- Il a obtenu son meilleur score au premier tour de la dernière élection virtuelle de Votez 2007 : 10,16 %
- Un sondage étonnant sur Agoravox le place en tête des présidentiables, avec 27% des 3759 exprimés !! Certes, cela n'a rien des enquêtes d'opinion, mais tout de même, une telle performance - qui ne doit rien à une action concertée (de la part des blogueurs UDF ou des Jeunes UDF) - est encourageante.
- Comme le dit Jean-Claude Guillebaud, rédacteur en chef de Sud-Ouest, dans un éditorial récent :
Une rumeur courait cette semaine les rédactions parisiennes. Comme un chuchotement prudent, une supputation à peine articulée : "et si Bayrou créait la surprise"? En d'autres termes on imaginait comme « possible » que le patron de l'UDF finisse par retenir l'attention du gratin médiatique et des « dîners en ville » où se compose, dit-on (un peu abusivement), l'air du temps. (...) Oui, le duel un peu hollywoodien entre Ségolène et Nicolas risque, à la longue, de lasser l'opinion. (...) L'excès de médiatisation, c'est bien connu, confère un avantage à la fois puissant et volatil. Il provoque une popularité qui relève plus souvent de l'engouement passager que de l'adhésion réfléchie. Le phénomène peut donc, à tout moment, se retourner comme un doigt de gant. Si la chose survenait ou simplement s'amorçait, alors François Bayrou pourrait bien recueillir les fruits de son indépendance et de sa liberté de parole. C'est évidemment son pari. Représenter celui qui permettrait d'échapper in fine au jeu de miroirs Sarko / Ségo, un peu agaçant, à force. La stratégie n'est donc pas absurde.
Mais il poursuit :
Elle se heurte, malheureusement, à une ancienne et paradoxale fatalité de la vie politique française : le manque d'espace pour un courant clairement centriste dans un pays qui semble décidément voué ou condamné au bipartisme, comme l'expliquait jadis le constitutionnaliste bordelais Maurice Duverger.

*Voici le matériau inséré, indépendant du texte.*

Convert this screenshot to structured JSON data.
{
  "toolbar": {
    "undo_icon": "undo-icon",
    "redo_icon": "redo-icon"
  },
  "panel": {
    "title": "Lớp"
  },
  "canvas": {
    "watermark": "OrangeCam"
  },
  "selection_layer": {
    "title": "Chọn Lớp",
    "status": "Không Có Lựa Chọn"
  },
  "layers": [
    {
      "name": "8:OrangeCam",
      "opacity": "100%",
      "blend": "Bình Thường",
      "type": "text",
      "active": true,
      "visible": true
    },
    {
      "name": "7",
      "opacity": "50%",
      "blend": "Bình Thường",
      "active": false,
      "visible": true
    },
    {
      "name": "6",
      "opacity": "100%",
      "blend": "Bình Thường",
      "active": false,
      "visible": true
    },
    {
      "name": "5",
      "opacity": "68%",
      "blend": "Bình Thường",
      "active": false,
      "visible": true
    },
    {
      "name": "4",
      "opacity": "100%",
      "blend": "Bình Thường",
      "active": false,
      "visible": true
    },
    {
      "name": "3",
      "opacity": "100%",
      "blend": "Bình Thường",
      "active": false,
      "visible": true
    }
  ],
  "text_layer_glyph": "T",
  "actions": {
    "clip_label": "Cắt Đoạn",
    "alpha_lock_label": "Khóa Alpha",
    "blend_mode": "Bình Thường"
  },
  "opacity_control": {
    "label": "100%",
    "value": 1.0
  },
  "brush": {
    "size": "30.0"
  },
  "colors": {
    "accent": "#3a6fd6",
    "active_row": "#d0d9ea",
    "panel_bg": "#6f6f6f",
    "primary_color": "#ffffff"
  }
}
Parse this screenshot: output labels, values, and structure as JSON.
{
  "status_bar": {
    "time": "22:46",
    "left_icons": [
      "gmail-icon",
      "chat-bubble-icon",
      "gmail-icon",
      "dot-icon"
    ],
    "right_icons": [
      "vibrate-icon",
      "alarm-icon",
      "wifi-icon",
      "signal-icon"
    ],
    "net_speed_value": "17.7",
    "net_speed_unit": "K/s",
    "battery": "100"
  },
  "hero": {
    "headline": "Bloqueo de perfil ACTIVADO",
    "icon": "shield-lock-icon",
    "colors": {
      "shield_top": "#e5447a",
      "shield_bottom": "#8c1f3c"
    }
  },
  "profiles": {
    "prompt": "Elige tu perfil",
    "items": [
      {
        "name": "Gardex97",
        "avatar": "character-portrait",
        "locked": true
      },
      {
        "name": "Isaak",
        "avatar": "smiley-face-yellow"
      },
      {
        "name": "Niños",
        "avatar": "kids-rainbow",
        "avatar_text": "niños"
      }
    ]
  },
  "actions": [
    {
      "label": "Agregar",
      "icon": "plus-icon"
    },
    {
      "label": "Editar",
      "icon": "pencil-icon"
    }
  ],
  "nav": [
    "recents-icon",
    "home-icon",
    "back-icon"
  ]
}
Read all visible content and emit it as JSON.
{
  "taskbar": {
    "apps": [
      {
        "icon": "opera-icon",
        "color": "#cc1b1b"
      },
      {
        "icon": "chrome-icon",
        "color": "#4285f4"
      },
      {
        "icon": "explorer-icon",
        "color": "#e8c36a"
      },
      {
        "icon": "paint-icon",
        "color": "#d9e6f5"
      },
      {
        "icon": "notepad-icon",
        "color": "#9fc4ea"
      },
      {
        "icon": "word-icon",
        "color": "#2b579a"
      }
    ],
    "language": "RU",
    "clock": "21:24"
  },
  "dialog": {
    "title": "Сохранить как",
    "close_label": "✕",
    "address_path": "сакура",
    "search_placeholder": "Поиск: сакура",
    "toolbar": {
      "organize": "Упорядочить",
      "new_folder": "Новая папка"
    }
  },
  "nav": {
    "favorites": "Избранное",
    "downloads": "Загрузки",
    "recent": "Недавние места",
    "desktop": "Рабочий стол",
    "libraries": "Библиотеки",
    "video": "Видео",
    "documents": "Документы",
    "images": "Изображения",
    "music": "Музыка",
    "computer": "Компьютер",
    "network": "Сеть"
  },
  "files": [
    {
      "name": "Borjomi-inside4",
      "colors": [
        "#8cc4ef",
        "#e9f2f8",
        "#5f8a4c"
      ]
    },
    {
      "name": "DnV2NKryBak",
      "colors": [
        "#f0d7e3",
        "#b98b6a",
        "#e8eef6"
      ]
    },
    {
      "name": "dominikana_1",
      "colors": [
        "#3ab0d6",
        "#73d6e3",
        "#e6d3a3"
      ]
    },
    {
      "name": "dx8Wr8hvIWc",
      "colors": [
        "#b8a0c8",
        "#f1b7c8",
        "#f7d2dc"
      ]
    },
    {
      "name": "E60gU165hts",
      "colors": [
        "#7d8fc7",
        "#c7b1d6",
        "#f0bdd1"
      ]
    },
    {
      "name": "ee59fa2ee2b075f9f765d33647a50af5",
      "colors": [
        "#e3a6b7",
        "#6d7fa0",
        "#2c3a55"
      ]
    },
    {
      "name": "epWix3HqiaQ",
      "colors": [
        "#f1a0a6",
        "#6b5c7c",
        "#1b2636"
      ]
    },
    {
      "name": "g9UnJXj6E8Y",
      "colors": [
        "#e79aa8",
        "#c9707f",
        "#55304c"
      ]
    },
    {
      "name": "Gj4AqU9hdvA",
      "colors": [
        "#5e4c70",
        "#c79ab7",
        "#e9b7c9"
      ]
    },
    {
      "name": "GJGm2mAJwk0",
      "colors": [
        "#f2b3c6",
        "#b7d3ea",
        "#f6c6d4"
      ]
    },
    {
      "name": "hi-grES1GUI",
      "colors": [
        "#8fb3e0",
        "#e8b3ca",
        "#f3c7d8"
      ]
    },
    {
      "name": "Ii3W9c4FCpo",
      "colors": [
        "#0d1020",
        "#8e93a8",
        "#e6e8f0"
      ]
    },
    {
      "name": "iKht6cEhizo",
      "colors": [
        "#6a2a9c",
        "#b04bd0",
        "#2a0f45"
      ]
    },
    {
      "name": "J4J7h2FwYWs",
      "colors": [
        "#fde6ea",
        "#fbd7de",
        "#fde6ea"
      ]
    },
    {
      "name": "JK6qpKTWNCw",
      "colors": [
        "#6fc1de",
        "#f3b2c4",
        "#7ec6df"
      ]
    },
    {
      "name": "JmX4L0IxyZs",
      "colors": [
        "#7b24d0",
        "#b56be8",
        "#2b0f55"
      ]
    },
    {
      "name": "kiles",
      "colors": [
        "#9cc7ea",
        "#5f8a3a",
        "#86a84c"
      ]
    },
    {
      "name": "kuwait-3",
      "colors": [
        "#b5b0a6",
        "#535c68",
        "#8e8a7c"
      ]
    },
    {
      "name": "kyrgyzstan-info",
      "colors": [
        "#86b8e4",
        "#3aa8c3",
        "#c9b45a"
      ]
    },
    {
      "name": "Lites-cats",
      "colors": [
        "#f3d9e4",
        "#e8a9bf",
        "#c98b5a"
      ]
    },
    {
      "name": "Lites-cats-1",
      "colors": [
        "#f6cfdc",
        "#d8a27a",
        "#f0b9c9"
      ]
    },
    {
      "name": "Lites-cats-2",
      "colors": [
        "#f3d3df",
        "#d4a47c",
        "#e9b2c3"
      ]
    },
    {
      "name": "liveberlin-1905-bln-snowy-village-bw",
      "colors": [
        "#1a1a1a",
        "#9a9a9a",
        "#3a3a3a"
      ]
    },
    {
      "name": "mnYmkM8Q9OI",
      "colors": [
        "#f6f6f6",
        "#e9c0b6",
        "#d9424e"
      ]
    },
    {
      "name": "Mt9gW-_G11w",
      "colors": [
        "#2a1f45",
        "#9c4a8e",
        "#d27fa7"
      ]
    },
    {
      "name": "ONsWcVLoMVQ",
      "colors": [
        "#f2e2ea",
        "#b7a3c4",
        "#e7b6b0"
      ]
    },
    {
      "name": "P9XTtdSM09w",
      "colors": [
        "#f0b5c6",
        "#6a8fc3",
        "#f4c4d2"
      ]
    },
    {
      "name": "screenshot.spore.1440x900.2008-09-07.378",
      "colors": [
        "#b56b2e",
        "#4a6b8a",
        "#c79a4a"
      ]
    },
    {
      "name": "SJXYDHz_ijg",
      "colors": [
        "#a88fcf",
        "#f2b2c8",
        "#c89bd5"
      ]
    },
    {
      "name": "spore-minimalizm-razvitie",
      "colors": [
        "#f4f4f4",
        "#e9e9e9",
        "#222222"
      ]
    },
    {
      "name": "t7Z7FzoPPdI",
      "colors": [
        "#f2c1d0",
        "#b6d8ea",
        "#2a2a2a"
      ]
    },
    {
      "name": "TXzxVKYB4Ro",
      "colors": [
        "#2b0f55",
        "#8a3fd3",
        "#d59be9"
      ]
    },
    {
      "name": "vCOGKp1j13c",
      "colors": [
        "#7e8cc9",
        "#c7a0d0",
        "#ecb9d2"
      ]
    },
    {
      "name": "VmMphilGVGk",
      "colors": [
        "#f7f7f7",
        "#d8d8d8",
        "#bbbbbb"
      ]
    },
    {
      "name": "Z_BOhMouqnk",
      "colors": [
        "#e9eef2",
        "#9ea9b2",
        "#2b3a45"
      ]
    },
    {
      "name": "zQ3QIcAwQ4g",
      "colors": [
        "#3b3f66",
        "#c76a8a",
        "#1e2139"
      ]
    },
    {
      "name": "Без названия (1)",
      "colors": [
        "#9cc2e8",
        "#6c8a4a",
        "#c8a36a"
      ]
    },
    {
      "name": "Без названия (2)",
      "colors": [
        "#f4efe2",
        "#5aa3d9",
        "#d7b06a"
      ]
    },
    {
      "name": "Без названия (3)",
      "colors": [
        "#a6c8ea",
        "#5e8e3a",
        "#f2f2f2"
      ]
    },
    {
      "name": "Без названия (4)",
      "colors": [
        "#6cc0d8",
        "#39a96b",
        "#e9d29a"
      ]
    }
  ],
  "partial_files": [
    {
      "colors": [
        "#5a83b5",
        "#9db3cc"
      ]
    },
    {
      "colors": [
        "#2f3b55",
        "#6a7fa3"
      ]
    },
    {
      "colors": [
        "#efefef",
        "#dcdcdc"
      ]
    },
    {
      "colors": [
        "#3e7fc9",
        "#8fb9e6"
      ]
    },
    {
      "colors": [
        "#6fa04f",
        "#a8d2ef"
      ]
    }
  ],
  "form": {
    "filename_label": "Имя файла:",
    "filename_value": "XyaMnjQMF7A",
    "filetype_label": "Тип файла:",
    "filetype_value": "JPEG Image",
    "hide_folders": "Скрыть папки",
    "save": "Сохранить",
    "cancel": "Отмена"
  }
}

C'est l'avis de beaucoup de personnes : un gouvernement d'union nationale est nécessaire - comme le montrait la semaine dernière un sondage CSA, mais mais mais... les institutions ne le permettent pas. Eh bien il faut les changer !! Les institutions ne sont pas faites pour contraindre les aspirations d'une majorité de la population, pour empêcher l'émergence d'une majorité nouvelle, pour entraver les réformes nécessaires.
NB : Dans le premier sondage paru depuis l'écriture de ce billet, Bayrou figure dans le trio de têtes des personnes que les Français(e)s souhaitent voir se présenter à l'élection présidentielle. En ce qui concerne les intentions de vote, Bayrou progresse d'un point, mais stagne à 4,5 %.
Ce n'est toutefois pas le genre de sondage que j'attendais, puisqu'il met encore en concurrence Villpein, Sarkozy, et 6 candidats PS. La situation de concurrence, si elle est plus proche de la réalité que les baromètres - j'en parlais ici - reste faussée par ce tro pplein de candidatures.